Palin’s blatant lack of competence and preparedness needs no belaboring. What’s critical is that substantive, serious Republican leaders either wouldn’t or couldn’t declare, before or after the election: “This is not what our party stands for. We can and must do better.”
Daley goes on to point out that by the end of the 2008 campaign many in the Republican party were relegated to defending one of the dumbest people on the planet from criticism or from further media scrutiny.
After the election Palin actually ramped up the damage she had been doing to the Republican party:
Palin became a Fox News fixture, reinforcing the newly formed tea party’s “never compromise” demands. Bombast, not reason, reigned. Now the “settle for flash” aura of Palin’s candidacy looks like a warning that the party was prizing glib, red-meat rhetoric over reasoned solutions.
Palin, who back in those days still had great influence, helped to elect morons like Ted Cruz, and pave the way for disastrously unqualified folks such Christine O'Donnell and Todd Aikin.

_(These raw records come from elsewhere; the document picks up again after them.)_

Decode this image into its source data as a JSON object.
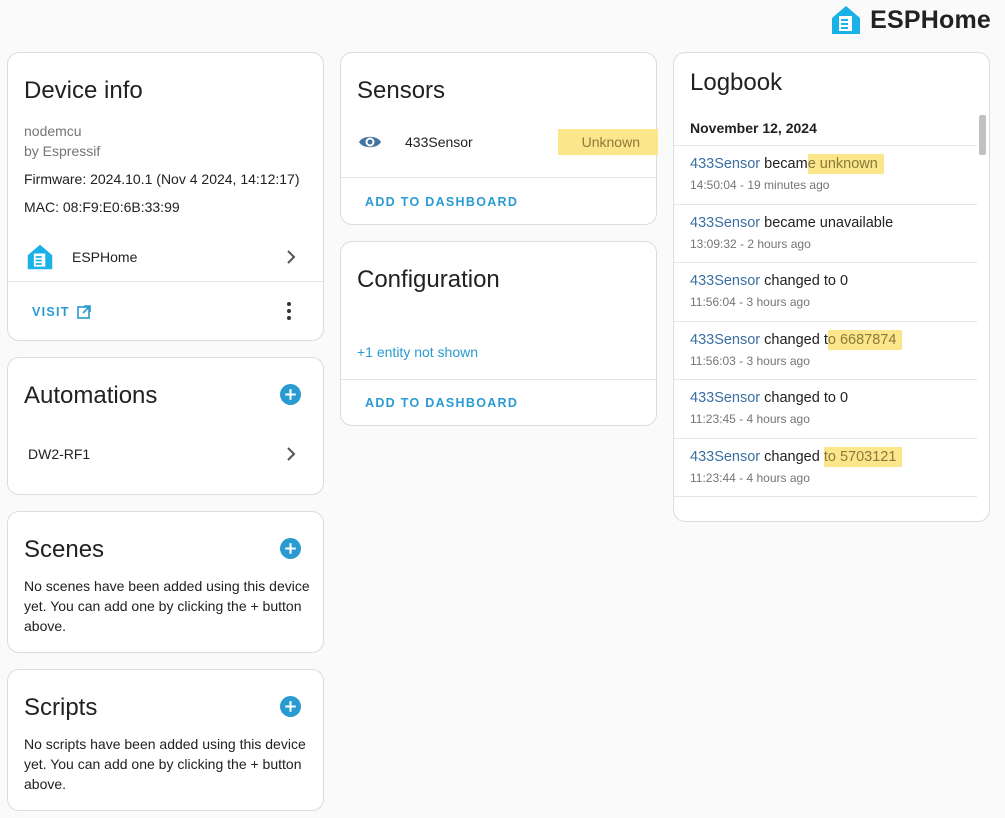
{
  "brand": {
    "name": "ESPHome"
  },
  "device_info": {
    "title": "Device info",
    "model": "nodemcu",
    "manufacturer": "by Espressif",
    "firmware": "Firmware: 2024.10.1 (Nov 4 2024, 14:12:17)",
    "mac": "MAC: 08:F9:E0:6B:33:99",
    "integration": "ESPHome",
    "visit_label": "VISIT"
  },
  "automations": {
    "title": "Automations",
    "items": [
      {
        "label": "DW2-RF1"
      }
    ]
  },
  "scenes": {
    "title": "Scenes",
    "empty_text": "No scenes have been added using this device yet. You can add one by clicking the + button above."
  },
  "scripts": {
    "title": "Scripts",
    "empty_text": "No scripts have been added using this device yet. You can add one by clicking the + button above."
  },
  "sensors": {
    "title": "Sensors",
    "entity_name": "433Sensor",
    "entity_state": "Unknown",
    "add_to_dashboard": "ADD TO DASHBOARD"
  },
  "configuration": {
    "title": "Configuration",
    "hidden_entities": "+1 entity not shown",
    "add_to_dashboard": "ADD TO DASHBOARD"
  },
  "logbook": {
    "title": "Logbook",
    "date": "November 12, 2024",
    "entries": [
      {
        "entity": "433Sensor",
        "pre": " becam",
        "hl": "e unknown",
        "post": "",
        "time": "14:50:04 - 19 minutes ago"
      },
      {
        "entity": "433Sensor",
        "pre": " became unavailable",
        "hl": "",
        "post": "",
        "time": "13:09:32 - 2 hours ago"
      },
      {
        "entity": "433Sensor",
        "pre": " changed to 0",
        "hl": "",
        "post": "",
        "time": "11:56:04 - 3 hours ago"
      },
      {
        "entity": "433Sensor",
        "pre": " changed t",
        "hl": "o 6687874",
        "post": "",
        "time": "11:56:03 - 3 hours ago"
      },
      {
        "entity": "433Sensor",
        "pre": " changed to 0",
        "hl": "",
        "post": "",
        "time": "11:23:45 - 4 hours ago"
      },
      {
        "entity": "433Sensor",
        "pre": " changed ",
        "hl": "to 5703121",
        "post": "",
        "time": "11:23:44 - 4 hours ago"
      }
    ]
  },
  "colors": {
    "accent": "#2a9bd2",
    "highlight": "#fbe68b",
    "entity_link": "#3b6fa3"
  }
}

Now those folks did not get elected but others such as Ted Cruz, Mike Lee, and Louie Gohmert did.
Now that tiger is devouring the GOP establishment. Party elders had hoped new presidential debate rules would give them greater control. But they are watching helplessly as Trump leads the pack and House Republicans engage in fratricide.
This is how Daley wraps up the article:
This isn’t to heap new scorn on Palin. But let’s not diminish the recklessness of those who championed her vice presidential candidacy. It was well known that McCain, 72 at the time of his nomination, had undergone surgery for skin cancer. It wasn’t preposterous to think Palin could become president.

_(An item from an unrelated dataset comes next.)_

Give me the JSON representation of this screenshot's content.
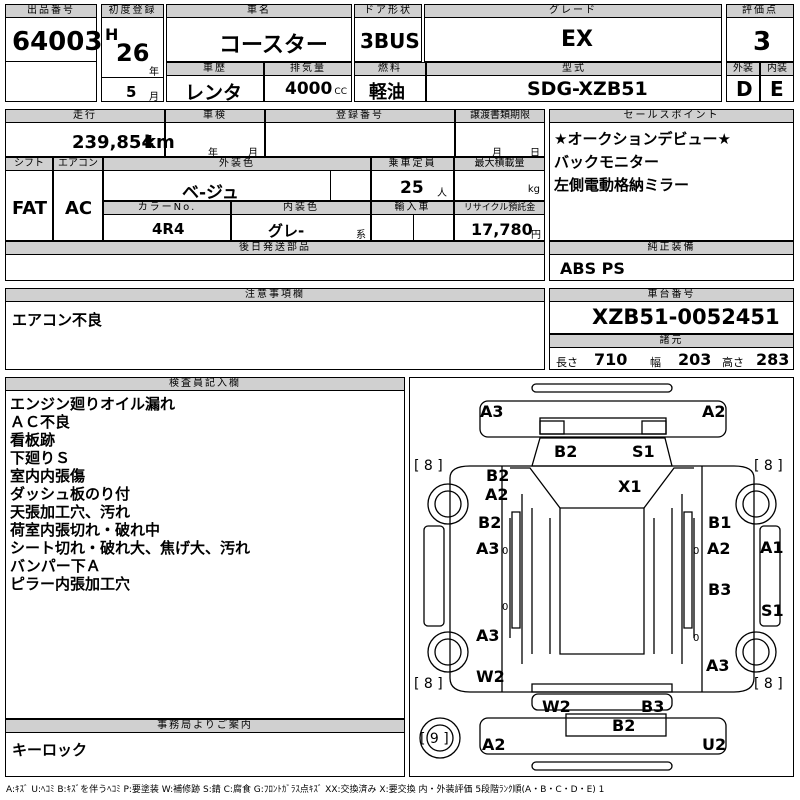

Now Republicans ask Americans to give them full control of the government, adding the presidency to their House and Senate majorities. This comes as Trump and Carson consistently top the GOP polls. Republican leaders brought this on themselves. Trump calls Palin “a special person” he’d like in his Cabinet. That seems only fair, because he’s thriving in the same cynical value system that puts opportunistic soundbites above seriousness, preparedness and intellectual heft.
Amen to that.
I have to say that I probably received more links to this article than I have any other article in quite some time.
Part of the reason for that is likely because this Daley guy is singing my song.
I have been saying some version of this for coming up on seven years now.
I still remember that day after Palin resigned and my fellow Alaska bloggers were celebrating the possibility of never having to write about her again.
But not me. Somehow I knew that not only had we not heard the last of that lunatic, but that the REAL lunacy still lay ahead of us.
That may have been a moment of clairvoyance on my part, but even I could not have imagined just how much damage Palin would do to the GOP before people stopped listening to her.
In the old days I used Palin as a barometer to measure just how crazy the party was becoming, but these days even SHE is not batshit crazy enough to measure just how far the party has drifted into the weeds.
In 2009 one of the first books ever written about Palin was entitled "Trailblazer." And as it turns out that title was prescient.
However the trail that Palin blazed was toward the destruction of the very party that rescued her from the near anonymity of Alaska and made her a household name.
And as we see that name is now not only synonymous with ignorance and stupidity, it is also linked forever to the dumbing down and disintegration of the Grand Old Party.
Former White House Chief of Staff points the finger of blame for the dysfunction in the GOP today right where it belongs. Directly at Sarah Palin.